If you tend to ruminate, this one can be a challenge, but it’s one of his best tips. Dr. Gilliland also deals with this as an individual, so he can speak from a personal POV as well as give his professional insight. 

“Don’t hang on to your worst moment or worst day to judge [the quality of] your life,” he says. “Again, my mind seems to be able to do that without any effort, so I have to put forth the effort to have a short memory about things not going as planned or hoped.” It’s similar to Ted Lasso’s advice when things go awry… Have the 10-second memory of a goldfish!

This is a mindset practice, but try to catch yourself in any negative thought spirals. Do your best to actively release those feelings, and redirect your focus. It’s much easier said than done, but entirely achievable with practice. 

Tip 3: “Be Fair” 

“One of the enemies of happiness is being biased in a negative way,” says Dr. Gilliland. “Sure, some things happen that we all regret… or that wish went differently. So? Some things also went really well and good,” he points out. “Keep [those good moments in your mind] as well; don’t ignore them or dismiss them. We have to hang on to those moments like we seem to hang on to the not-so-happy moments. Be fair.”

This, again, is a shift in focus. And you must ask yourself, “Am I looking at my life in a fair way?”

You can have a loved one act as a referee, or unbiased outside source if you need some help with your perspective. “Try to have someone in your life who reminds you of the good things, the happy things… because we need those people in our life,” he adds. “And be that person in someone else’s life, because that helps the habit grow in our life.”
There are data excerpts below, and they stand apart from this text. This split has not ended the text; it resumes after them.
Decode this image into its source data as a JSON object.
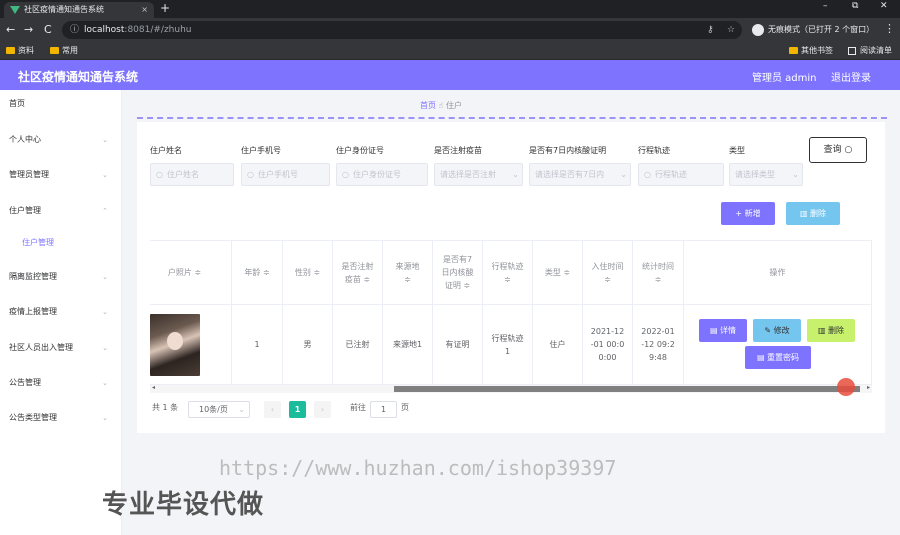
{
  "browser": {
    "tab_title": "社区疫情通知通告系统",
    "tab_close": "×",
    "new_tab": "+",
    "window_controls": [
      "–",
      "⧉",
      "✕"
    ],
    "nav": {
      "back": "←",
      "forward": "→",
      "reload": "C"
    },
    "url_host": "localhost",
    "url_path": ":8081/#/zhuhu",
    "omni_icons": {
      "key": "⚷",
      "star": "☆"
    },
    "incognito_label": "无痕模式（已打开 2 个窗口）",
    "menu": "⋮",
    "bookmarks": [
      "资料",
      "常用"
    ],
    "bookmarks_right": [
      "其他书签",
      "阅读清单"
    ]
  },
  "app": {
    "title": "社区疫情通知通告系统",
    "admin_label": "管理员 admin",
    "logout_label": "退出登录",
    "accent_color": "#7d73ff"
  },
  "sidebar": {
    "items": [
      {
        "label": "首页",
        "arrow": ""
      },
      {
        "label": "个人中心",
        "arrow": "⌄"
      },
      {
        "label": "管理员管理",
        "arrow": "⌄"
      },
      {
        "label": "住户管理",
        "arrow": "⌃"
      },
      {
        "label": "住户管理",
        "arrow": ""
      },
      {
        "label": "隔离监控管理",
        "arrow": "⌄"
      },
      {
        "label": "疫情上报管理",
        "arrow": "⌄"
      },
      {
        "label": "社区人员出入管理",
        "arrow": "⌄"
      },
      {
        "label": "公告管理",
        "arrow": "⌄"
      },
      {
        "label": "公告类型管理",
        "arrow": "⌄"
      }
    ]
  },
  "breadcrumb": {
    "home": "首页",
    "sep": "☝",
    "current": "住户"
  },
  "filters": {
    "labels": [
      "住户姓名",
      "住户手机号",
      "住户身份证号",
      "是否注射疫苗",
      "是否有7日内核酸证明",
      "行程轨迹",
      "类型"
    ],
    "name_placeholder": "住户姓名",
    "phone_placeholder": "住户手机号",
    "idcard_placeholder": "住户身份证号",
    "vaccine_placeholder": "请选择是否注射",
    "nucleic_placeholder": "请选择是否有7日内",
    "track_placeholder": "行程轨迹",
    "type_placeholder": "请选择类型",
    "search_icon": "○",
    "chevron": "⌄",
    "query_label": "查询 ○"
  },
  "actions": {
    "add_label": "+ 新增",
    "delete_label": "▥ 删除"
  },
  "table": {
    "headers": [
      "户照片 ≑",
      "年龄 ≑",
      "性别 ≑",
      "是否注射疫苗 ≑",
      "来源地 ≑",
      "是否有7日内核酸证明 ≑",
      "行程轨迹 ≑",
      "类型 ≑",
      "入住时间 ≑",
      "统计时间 ≑",
      "操作"
    ],
    "header_lines": [
      [
        "户照片 ≑"
      ],
      [
        "年龄 ≑"
      ],
      [
        "性别 ≑"
      ],
      [
        "是否注射",
        "疫苗 ≑"
      ],
      [
        "来源地",
        "≑"
      ],
      [
        "是否有7",
        "日内核酸",
        "证明 ≑"
      ],
      [
        "行程轨迹",
        "≑"
      ],
      [
        "类型 ≑"
      ],
      [
        "入住时间",
        "≑"
      ],
      [
        "统计时间",
        "≑"
      ],
      [
        "操作"
      ]
    ],
    "rows": [
      {
        "photo_icon": "portrait-photo",
        "age": "1",
        "gender": "男",
        "vaccinated": "已注射",
        "origin": "来源地1",
        "nucleic": "有证明",
        "track": [
          "行程轨迹",
          "1"
        ],
        "type": "住户",
        "checkin": [
          "2021-12",
          "-01 00:0",
          "0:00"
        ],
        "stat_time": [
          "2022-01",
          "-12 09:2",
          "9:48"
        ],
        "btn_detail": "▤ 详情",
        "btn_edit": "✎ 修改",
        "btn_delete": "▥ 删除",
        "btn_resetpw": "▤ 重置密码"
      }
    ]
  },
  "pagination": {
    "total": "共 1 条",
    "page_size": "10条/页",
    "prev": "‹",
    "current_page": "1",
    "next": "›",
    "goto_label": "前往",
    "goto_value": "1",
    "goto_suffix": "页"
  },
  "scroll": {
    "left_arrow": "◂",
    "right_arrow": "▸"
  },
  "watermark": "https://www.huzhan.com/ishop39397",
  "overlay_text": "专业毕设代做"
}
Tip 4: The Trifecta of Basics: Food, Movement, Sleep

So we’ve got three tips on mindset, now we have a three-pronged approach to your physical body, which in turn (as you well know by now) affects your emotional ‘body.’

Dr. Gilliland lives by a personal adage he shares with his patients, clients, and colleagues: “Food is fuel, movement is medicine, sleep is power.” 
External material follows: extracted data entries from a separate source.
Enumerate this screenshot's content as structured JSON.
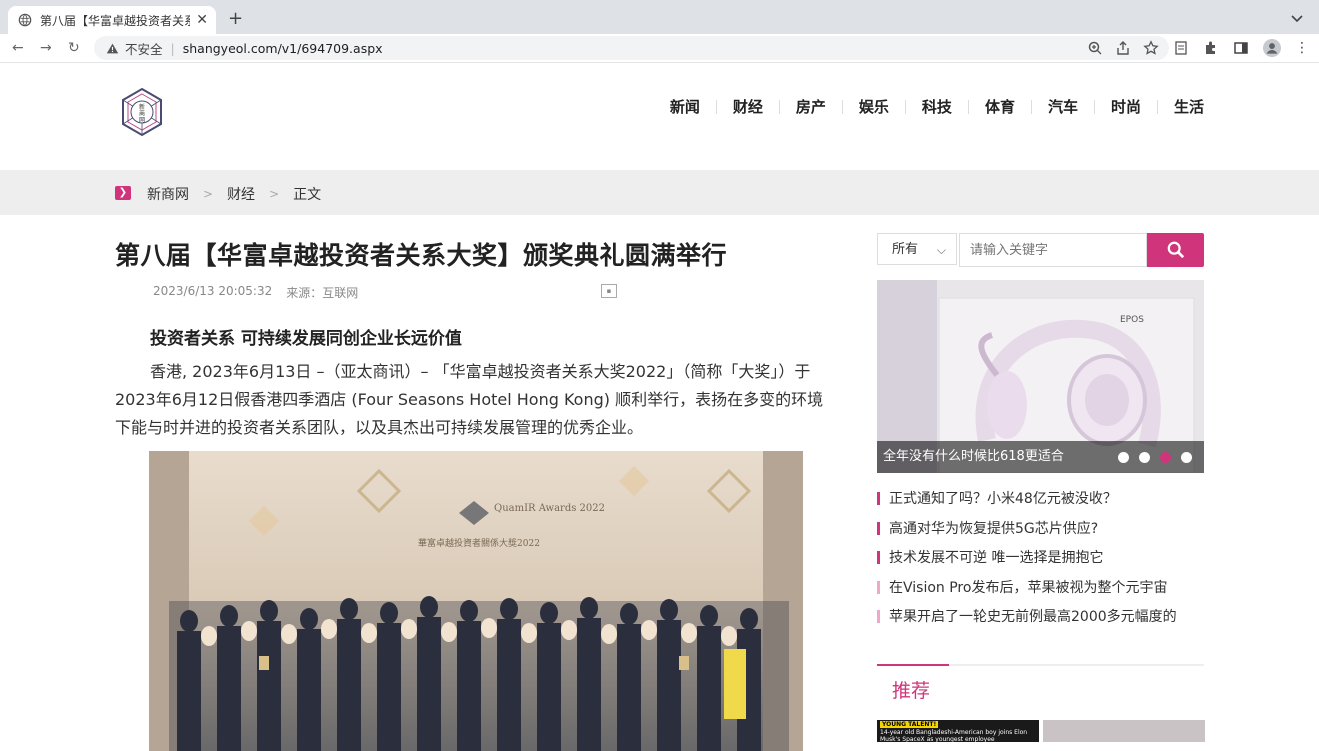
{
  "browser": {
    "tab_title": "第八届【华富卓越投资者关系大奖】",
    "insecure_label": "不安全",
    "url": "shangyeol.com/v1/694709.aspx"
  },
  "site": {
    "logo_text": "新商网",
    "nav": [
      "新闻",
      "财经",
      "房产",
      "娱乐",
      "科技",
      "体育",
      "汽车",
      "时尚",
      "生活"
    ]
  },
  "breadcrumb": {
    "items": [
      "新商网",
      "财经",
      "正文"
    ]
  },
  "article": {
    "title": "第八届【华富卓越投资者关系大奖】颁奖典礼圆满举行",
    "date": "2023/6/13 20:05:32",
    "source": "来源：互联网",
    "subtitle": "投资者关系 可持续发展同创企业长远价值",
    "paragraph": "香港, 2023年6月13日 –（亚太商讯）– 「华富卓越投资者关系大奖2022」（简称「大奖」）于2023年6月12日假香港四季酒店 (Four Seasons Hotel Hong Kong) 顺利举行，表扬在多变的环境下能与时并进的投资者关系团队，以及具杰出可持续发展管理的优秀企业。",
    "photo_backdrop_text": "QuamIR Awards 2022",
    "photo_backdrop_cn": "華富卓越投資者關係大獎2022"
  },
  "sidebar": {
    "search_scope": "所有",
    "search_placeholder": "请输入关键字",
    "banner_caption": "全年没有什么时候比618更适合",
    "banner_brand": "EPOS",
    "banner_dots": 4,
    "banner_active_dot": 3,
    "news": [
      "正式通知了吗？小米48亿元被没收？",
      "高通对华为恢复提供5G芯片供应?",
      "技术发展不可逆 唯一选择是拥抱它",
      "在Vision Pro发布后，苹果被视为整个元宇宙",
      "苹果开启了一轮史无前例最高2000多元幅度的"
    ],
    "recommend_title": "推荐",
    "thumb1_tag": "YOUNG TALENT!",
    "thumb1_text": "14-year old Bangladeshi-American boy joins Elon Musk's SpaceX as youngest employee"
  },
  "colors": {
    "accent": "#d0357b"
  }
}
Sometimes happiness is an existential struggle, and sometimes it’s just on the other side of chronic sleep deprivation. Or a nutritional deficiency. Or a lack of physical activity!

Just as it can be easy to fall into mental traps of negativity, it can also be painfully easy to neglect the basics of self-care. 

Take inventory. What’s your nutrition looking like these days? This doesn’t mean you have to start a ‘happiness diet,’ just take a look at what you’re eating, and identify if anything could be improved for your overall well-being. If you’re dealing with something more serious than a bout of blues (say, depression or anxiety), it could be worth getting a comprehensive micronutrient panel with your physician. 

Then, assess your movement routine. Are you getting out for walks and fresh air? When was the last time you worked out? Do you need to add in a new type of exercise to your routine? Fortunately, we’ve got you covered there… With thousands of workouts and various exercise categories and instructors, you can find what works best for you in the FitOn app

Finally, examine your sleep patterns. Tens of millions of Americans are chronically sleep deprived (at least one in three, according to the CDC… almost 85 million people). There’s a strong likelihood that if you’re reading this, and you too are an American adult, you’re working with a “sleep debt,” as Dr. Gilliland puts it. “No amount of medication or counseling can make up for a serious sleep deficit.”

Before trying to biohack your way to bliss (no need to jump in a cold plunge pool or put butter in your coffee just yet!), consider evaluating your basics, and seeing if you can improve on these fundamental components. 

Simple, But Not Always Easy

If all this still feels like a struggle, try your best to keep working toward your own personal joy. “In the end, happiness has to be protected and nurtured every day,” says Dr. Gilliland. Don’t give up. Yes, it’s easier said than done… but you can do this. Happiness is within reach.